The images of folk art also provide a substitute for the iconography of the Christian Church. Almost from the onset of the disease, AIDS propagandists have urged us to vent our pent-up grief as part of a regular program of mental hygiene, as well as a means of publicizing the tragedy and rallying new supporters to the cause.

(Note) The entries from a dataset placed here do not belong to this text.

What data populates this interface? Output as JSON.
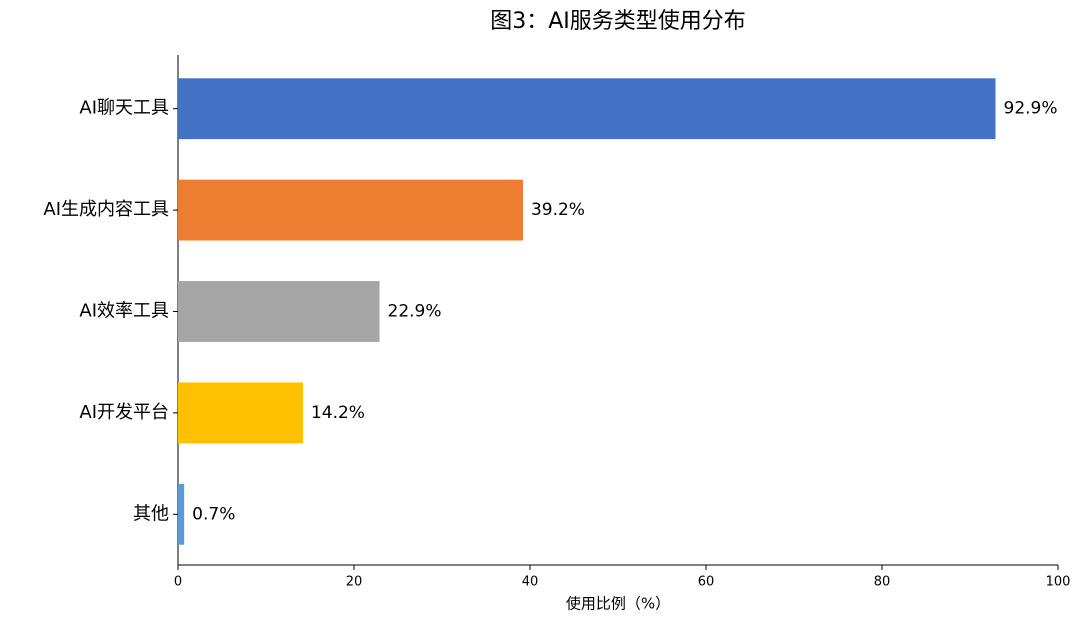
{
  "chart_data": {
    "type": "barh",
    "title": "图3：AI服务类型使用分布",
    "xlabel": "使用比例（%）",
    "categories": [
      "AI聊天工具",
      "AI生成内容工具",
      "AI效率工具",
      "AI开发平台",
      "其他"
    ],
    "values": [
      92.9,
      39.2,
      22.9,
      14.2,
      0.7
    ],
    "value_labels": [
      "92.9%",
      "39.2%",
      "22.9%",
      "14.2%",
      "0.7%"
    ],
    "colors": [
      "#4472c4",
      "#ed7d31",
      "#a5a5a5",
      "#ffc000",
      "#5b9bd5"
    ],
    "xlim": [
      0,
      100
    ],
    "xticks": [
      0,
      20,
      40,
      60,
      80,
      100
    ],
    "grid": false
  }
}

Therapists, members of the activist group ACT UP, and other leaders of the gay community now teach us that the suppression of sorrow and rage is both psychologically damaging and politically retrograde, at once interfering with the 'grieving process' and encouraging passivity and resignation.

Rather than using venerable Christian ceremonies to express sorrow, the gay community has sought in the marketplace new models for secular services. The new public rituals for collective mourning--healing circles, die-ins, and the Quilt--more closely resemble sensitivity groups or counseling sessions than wakes or masses. In place of the church, which many gay people rightly perceive as a bastion of homophobia, we have invented the Quilt, which appeases both our distrust of religion and our adoration of therapy. But the Quilt is cheapened by nostalgia, the homesickness of an industrial culture for an agrarian one, and our sacramental shroud reeks not of ecclesiastical incense but of the cloying inauthenticity of a shopping mall's Yam Barn.